Guarded or unguarded, we found the place intact. There were no
smells coming from the mass grave to attract the wild animals of the forest. So
much time had passed since March 4 1949 that all we could smell there was the
moist ground dug and leveled a day before, mixed with the fragrance of conifers
and the refreshing dew bathed in warm morning sunlight.

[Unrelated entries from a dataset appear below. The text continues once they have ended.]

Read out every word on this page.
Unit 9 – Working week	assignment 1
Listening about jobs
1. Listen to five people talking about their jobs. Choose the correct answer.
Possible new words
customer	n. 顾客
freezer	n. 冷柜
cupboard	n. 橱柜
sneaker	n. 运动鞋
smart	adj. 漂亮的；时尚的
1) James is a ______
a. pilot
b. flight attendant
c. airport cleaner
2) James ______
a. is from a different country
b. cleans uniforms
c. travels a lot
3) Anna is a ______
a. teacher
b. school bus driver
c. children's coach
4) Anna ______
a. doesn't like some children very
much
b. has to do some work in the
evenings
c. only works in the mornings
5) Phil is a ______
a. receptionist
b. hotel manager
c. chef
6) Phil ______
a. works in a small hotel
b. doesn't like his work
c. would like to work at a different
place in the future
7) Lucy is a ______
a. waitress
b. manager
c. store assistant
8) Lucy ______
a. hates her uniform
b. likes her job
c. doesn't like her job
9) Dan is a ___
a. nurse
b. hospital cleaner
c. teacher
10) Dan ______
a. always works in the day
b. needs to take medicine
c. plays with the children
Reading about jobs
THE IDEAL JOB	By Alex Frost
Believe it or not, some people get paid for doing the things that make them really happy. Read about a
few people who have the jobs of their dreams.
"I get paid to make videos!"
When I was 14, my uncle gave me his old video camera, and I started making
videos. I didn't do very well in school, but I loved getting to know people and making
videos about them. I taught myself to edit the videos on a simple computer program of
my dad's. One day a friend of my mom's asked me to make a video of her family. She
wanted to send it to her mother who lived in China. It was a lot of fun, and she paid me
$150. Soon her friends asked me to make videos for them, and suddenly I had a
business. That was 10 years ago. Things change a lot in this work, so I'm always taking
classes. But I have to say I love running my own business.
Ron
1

Now that the location of the mass grave had been discovered,
the exhumation was attended by several people from Bistra, reporters from
different radio and television stations and local and national journalists;
they shot and took photos and interviews. Alin Stânea, Liviu Mihai Decean and Petru
Stânea started digging with spades and shovels, under Gheorghe Petrov’s
guidance. The diggings followed carefully the contours of the pit towards its
interior, but not deeper than 16 inches towards its interior, all around the
pit.
The lower left corner of the pit seemed to be the exact place
where the remains of one partisan had been discovered a day before. Gheorghe
Petrov’s accuracy in marking the contour lines of the pit, which surprised and
shocked me, was becoming more and more evident, as more ground was dug out of
the pit which became deeper and revealed the human skeletons stacked one atop
of the other in a macabre pile of death.
Thanks to Paul Scrobotă’s diligence and dedication, with
continuous help from Gabriel Rustoiu, the manager of the National Union Museum
in Alba-Iulia, Horaţiu Groza and the other volunteers, with trowels of
different shapes, spatulas, brooms, shovels and dust pans, the ground was
removed and crumbled carefully in order to not deteriorate the remaining bones
preserved in the ground. The bones appeared more and more clearly, like a
horrifying image of some monstrous crimes – the very image of communism and its
bastard child, the Securitate.
Seven people had to work all day long to recover the remaining
bones of the anti-communist fighters thrown into that mass grave after they had
been killed wildly 66 years before.
The exhumation was not finished that day. The remaining bones
could be seen only partially. It was hard to identify the five skeletons
because two skulls were superposed, both facedown, and the one under them was
buried at the bottom of the entire content of the mass grave. The removal of
the skull was so difficult that there were moments when the archeologists had
serious doubts about the number of the skeletons, due to the difficulties in
identifying the fifth one. All the five skeletons remained mixed and superposed
on the bottom of the mass grave until the following day, when Viorel Siserman,
the military prosecutor from the Military Prosecutors' Office attached to Cluj
Military Tribunal, arrived to a job already done. Gheorghe Petrov had kept him
informed on the exhumation process on the phone.
The fear that the content of the mass grave could be
desecrated during the night, if the place was not guarded, was now even
stronger. At least that is what I felt. The IICCMRE representatives had no
fear. They covered the mass grave with a tarpaulin not big enough to protect
the entire surface of the grave. If it had rained, the water could have flowed
into it. They did not even eliminate the great risk of finding the human bones
floating in the rainwater the following day. In case of torrential rain, the
flood could have scattered the bones down the mountain.
When I told cousin Mărioara about my day on the mountain, she
was very worried; I aggravated her concern by showing her the photos I had
taken during the exhumation, which she could see on the small display of my
camera. The night did not pass easily for her. I was sorry that I could not be
calmer and more relaxed when I told her what had happened on the mountain, that
I could not help her believe that nothing bad would happen to the mass grave
that sheltered her brother’s remaining bones.